Hearing a man’s muffled voice shouting I shone the torch beam over to the wreckage to see him calling out. Keeping off the flying debris swept up the road we staggered over and found him in a dazed state scantily dressed, bare feet squelching about in the mud searching for his wife in the wreckage. The van was on its side, one end torn away. We joined in, Marge looking around outside and I joined him inside under the sagging van side. With the aid of the torch we tore over the wreckage inside but could not find her and had to leave it and go.
Made it to safety
A safe haven The three of us were struggling and scrambling towards the top of the hill and crawling to reach the warden’s house. With a sigh of relief we blew through the doorway thankful to have reached it into shelter, out of the violent roaring wind.
A van through the front window
Several people were already there; we wandered round hoping his wife was there too. To our delight and amazement there she lay on the floor fortunately only very dazed with a cut leg and clutched in the arms of her husband. Many people were now drifting in breathless, exhausted but relieved. We roamed around and took a look in the front room just in time to see the front window come in as a van crashed into it and the tow bar smashed inside. Looking out the door window we saw another van wrap itself round a telegraph pole and gas cylinders bowling around.

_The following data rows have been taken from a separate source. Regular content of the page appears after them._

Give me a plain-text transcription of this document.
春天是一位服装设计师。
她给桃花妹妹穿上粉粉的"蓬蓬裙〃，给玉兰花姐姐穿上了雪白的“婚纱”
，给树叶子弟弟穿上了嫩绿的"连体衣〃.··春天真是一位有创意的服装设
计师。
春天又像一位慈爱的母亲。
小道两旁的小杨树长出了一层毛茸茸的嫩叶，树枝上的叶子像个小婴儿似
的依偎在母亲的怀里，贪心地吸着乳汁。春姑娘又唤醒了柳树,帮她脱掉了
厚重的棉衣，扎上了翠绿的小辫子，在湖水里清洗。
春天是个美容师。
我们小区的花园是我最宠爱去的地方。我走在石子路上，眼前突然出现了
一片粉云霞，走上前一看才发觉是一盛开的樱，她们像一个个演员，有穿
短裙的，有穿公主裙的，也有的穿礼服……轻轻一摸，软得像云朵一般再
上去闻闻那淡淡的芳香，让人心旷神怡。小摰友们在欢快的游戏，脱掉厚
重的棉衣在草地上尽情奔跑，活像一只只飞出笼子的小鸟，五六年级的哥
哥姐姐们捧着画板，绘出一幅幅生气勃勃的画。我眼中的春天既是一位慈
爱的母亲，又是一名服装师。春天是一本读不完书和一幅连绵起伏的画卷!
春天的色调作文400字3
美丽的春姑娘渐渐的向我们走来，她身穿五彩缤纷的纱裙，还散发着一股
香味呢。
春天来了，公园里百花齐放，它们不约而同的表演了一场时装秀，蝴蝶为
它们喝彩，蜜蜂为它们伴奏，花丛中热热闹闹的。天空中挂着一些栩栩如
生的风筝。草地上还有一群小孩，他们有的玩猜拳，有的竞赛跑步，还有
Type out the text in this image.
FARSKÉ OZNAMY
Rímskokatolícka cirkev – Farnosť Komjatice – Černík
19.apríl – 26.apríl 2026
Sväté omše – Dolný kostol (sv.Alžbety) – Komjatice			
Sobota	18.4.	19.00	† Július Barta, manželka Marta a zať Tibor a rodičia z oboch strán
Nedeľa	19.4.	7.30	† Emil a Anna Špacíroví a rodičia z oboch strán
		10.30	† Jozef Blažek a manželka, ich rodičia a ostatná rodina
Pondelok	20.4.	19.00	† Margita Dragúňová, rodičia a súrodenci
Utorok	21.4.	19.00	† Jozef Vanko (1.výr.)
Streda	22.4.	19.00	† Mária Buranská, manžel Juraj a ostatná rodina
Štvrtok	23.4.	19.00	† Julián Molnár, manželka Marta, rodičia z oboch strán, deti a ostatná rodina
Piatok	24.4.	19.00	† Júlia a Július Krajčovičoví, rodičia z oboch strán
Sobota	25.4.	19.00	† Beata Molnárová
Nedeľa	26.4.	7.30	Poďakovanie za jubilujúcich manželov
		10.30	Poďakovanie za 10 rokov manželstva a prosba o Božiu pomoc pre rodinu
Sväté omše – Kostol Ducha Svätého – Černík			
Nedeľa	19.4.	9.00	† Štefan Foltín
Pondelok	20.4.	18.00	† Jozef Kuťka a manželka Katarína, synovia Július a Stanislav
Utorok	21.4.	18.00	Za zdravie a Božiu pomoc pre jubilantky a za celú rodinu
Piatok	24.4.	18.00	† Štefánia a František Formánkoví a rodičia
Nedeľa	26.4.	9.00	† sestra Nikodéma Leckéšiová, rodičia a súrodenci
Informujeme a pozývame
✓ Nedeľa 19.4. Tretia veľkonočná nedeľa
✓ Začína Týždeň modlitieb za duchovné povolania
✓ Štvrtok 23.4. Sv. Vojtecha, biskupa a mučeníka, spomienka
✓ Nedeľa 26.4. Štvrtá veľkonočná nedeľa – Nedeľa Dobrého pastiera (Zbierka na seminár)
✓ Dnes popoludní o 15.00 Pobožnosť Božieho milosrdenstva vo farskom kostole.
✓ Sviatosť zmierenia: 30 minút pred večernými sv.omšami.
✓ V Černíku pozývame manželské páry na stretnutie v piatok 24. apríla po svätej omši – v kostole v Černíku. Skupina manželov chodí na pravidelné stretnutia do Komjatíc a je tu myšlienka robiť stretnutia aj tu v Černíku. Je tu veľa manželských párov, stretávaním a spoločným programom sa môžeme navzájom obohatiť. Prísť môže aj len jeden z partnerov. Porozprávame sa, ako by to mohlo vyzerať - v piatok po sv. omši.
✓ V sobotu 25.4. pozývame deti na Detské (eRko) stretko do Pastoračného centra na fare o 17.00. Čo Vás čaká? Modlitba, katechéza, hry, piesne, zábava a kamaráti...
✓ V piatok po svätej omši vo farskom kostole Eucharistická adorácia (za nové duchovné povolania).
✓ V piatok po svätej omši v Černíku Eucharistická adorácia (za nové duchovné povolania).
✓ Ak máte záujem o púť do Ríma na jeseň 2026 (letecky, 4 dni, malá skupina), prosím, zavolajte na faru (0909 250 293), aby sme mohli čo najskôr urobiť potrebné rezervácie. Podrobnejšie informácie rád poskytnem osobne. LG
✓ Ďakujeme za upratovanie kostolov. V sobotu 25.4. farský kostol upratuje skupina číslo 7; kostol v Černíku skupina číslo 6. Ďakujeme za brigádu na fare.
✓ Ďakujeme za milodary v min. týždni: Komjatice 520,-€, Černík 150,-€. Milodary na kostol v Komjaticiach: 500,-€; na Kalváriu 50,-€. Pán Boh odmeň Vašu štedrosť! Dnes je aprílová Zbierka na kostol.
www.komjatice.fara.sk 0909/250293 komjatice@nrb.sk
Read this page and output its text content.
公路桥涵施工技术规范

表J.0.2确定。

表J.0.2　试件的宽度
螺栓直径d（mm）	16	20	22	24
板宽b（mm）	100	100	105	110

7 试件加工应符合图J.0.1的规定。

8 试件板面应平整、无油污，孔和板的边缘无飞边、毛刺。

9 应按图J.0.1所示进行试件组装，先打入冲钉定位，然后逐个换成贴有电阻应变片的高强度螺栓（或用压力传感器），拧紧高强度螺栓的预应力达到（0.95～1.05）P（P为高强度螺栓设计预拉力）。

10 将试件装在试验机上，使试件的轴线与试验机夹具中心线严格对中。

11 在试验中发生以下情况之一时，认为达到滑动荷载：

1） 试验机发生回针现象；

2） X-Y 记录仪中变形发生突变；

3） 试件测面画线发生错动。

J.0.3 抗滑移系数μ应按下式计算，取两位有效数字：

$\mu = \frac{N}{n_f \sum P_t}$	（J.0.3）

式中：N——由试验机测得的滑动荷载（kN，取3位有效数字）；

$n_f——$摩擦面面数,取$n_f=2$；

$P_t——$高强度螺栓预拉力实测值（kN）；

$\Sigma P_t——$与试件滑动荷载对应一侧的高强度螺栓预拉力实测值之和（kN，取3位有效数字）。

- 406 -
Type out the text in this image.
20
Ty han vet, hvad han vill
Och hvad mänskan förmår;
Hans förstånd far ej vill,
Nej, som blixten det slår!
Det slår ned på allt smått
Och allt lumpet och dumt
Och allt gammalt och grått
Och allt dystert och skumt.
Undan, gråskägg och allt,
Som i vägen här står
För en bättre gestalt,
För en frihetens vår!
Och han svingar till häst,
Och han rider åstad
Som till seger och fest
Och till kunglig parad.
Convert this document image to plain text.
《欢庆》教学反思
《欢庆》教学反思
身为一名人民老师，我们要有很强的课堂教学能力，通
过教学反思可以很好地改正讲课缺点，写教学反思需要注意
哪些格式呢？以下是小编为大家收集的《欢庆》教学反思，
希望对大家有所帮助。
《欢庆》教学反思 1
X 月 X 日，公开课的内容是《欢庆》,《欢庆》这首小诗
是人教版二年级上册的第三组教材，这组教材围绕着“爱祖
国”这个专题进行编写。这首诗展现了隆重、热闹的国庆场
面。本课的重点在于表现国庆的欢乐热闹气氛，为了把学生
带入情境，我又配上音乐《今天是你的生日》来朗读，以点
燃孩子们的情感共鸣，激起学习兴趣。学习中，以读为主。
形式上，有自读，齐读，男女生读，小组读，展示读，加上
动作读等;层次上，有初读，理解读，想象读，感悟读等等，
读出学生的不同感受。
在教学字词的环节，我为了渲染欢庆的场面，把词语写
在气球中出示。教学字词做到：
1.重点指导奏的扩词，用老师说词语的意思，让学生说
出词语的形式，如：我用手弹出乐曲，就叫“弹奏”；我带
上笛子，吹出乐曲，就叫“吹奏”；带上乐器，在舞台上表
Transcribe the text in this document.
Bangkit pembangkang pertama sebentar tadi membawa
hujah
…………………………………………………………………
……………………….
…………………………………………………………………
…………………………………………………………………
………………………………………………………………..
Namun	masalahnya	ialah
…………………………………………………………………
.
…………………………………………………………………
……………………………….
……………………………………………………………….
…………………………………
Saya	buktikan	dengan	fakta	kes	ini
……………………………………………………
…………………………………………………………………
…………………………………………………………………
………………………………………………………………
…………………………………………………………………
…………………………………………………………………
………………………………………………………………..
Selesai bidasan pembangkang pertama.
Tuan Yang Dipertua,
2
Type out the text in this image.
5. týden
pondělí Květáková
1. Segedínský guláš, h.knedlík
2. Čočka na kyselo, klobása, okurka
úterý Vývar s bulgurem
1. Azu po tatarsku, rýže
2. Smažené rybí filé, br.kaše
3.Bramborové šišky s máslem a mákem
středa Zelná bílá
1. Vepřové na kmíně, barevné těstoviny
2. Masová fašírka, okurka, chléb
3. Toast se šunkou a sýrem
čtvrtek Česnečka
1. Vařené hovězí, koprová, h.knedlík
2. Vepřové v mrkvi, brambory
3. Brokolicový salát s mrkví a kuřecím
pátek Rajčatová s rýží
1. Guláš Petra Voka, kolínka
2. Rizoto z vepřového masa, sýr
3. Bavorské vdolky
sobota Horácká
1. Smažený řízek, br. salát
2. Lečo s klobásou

The danger of overhead power cables
The overhead power lines carried away and hung down snaking around, arcing and flashing as they grounded leaving the house in darkness just as the front door glass now blew in so we all moved into the safer back room. I put my big torch in the middle of the floor shining on the ceiling. So there we were squatting on the floor; round the room families, children, woman with a baby and several cats and dogs. We heard an ambulance had got through and taken the Indian lady to hospital. At times I stood with the torch at the bottom of the stairs as the toilet was on the next floor up shinning the light on the broken glass and stairs.
Like Dante’s Inferno
Next the water goes off and the toilet blocks up and part of the kitchen chimney stack comes down. By now the noise outside, the cables banging around and sparks flashing it’s beginning to sound like ‘Dante’s Inferno’.
The night dragged on
We now hear the news that the people at the bottom of the camp are cut off and sheltering in the bottom wash house. 3 police cars arrive and attempt to get down there. One car is wrecked and mission impossible. And so the night dragged on I do not think anyone was able to sleep and many stories told of their escapes from the wrecked vans and how they got to the shelter of the house. Wide awake as it became light Marge and I looked out the front window and could see our two old veteran vans still standing upright on their feet. As it became lighter 2 angels arrived, namely Pam and her husband arrived with steaming jugs of tea and sandwiches. Much enjoyed and appreciated.
People looked like refugees
A while later the police cars arrived and guided us with linked hands through the debris and flashing power lines to their cars and with wailing sirens drove us down into Newhaven to the church hall where we were sat at tables with hot drinks and food. As more came in the Indian man joined us at our table with his feet still encased in Marge’s furry hat. Someone found him a pair of shoes, another socks and trousers and out of the blue a jacket and cap. He looked just like a refugee. Lolling in our chairs we sipped our tea and thought of the ghastly and shocking sight of the wrecked camp and caravans we had seen from the police car as we sped down to the main road.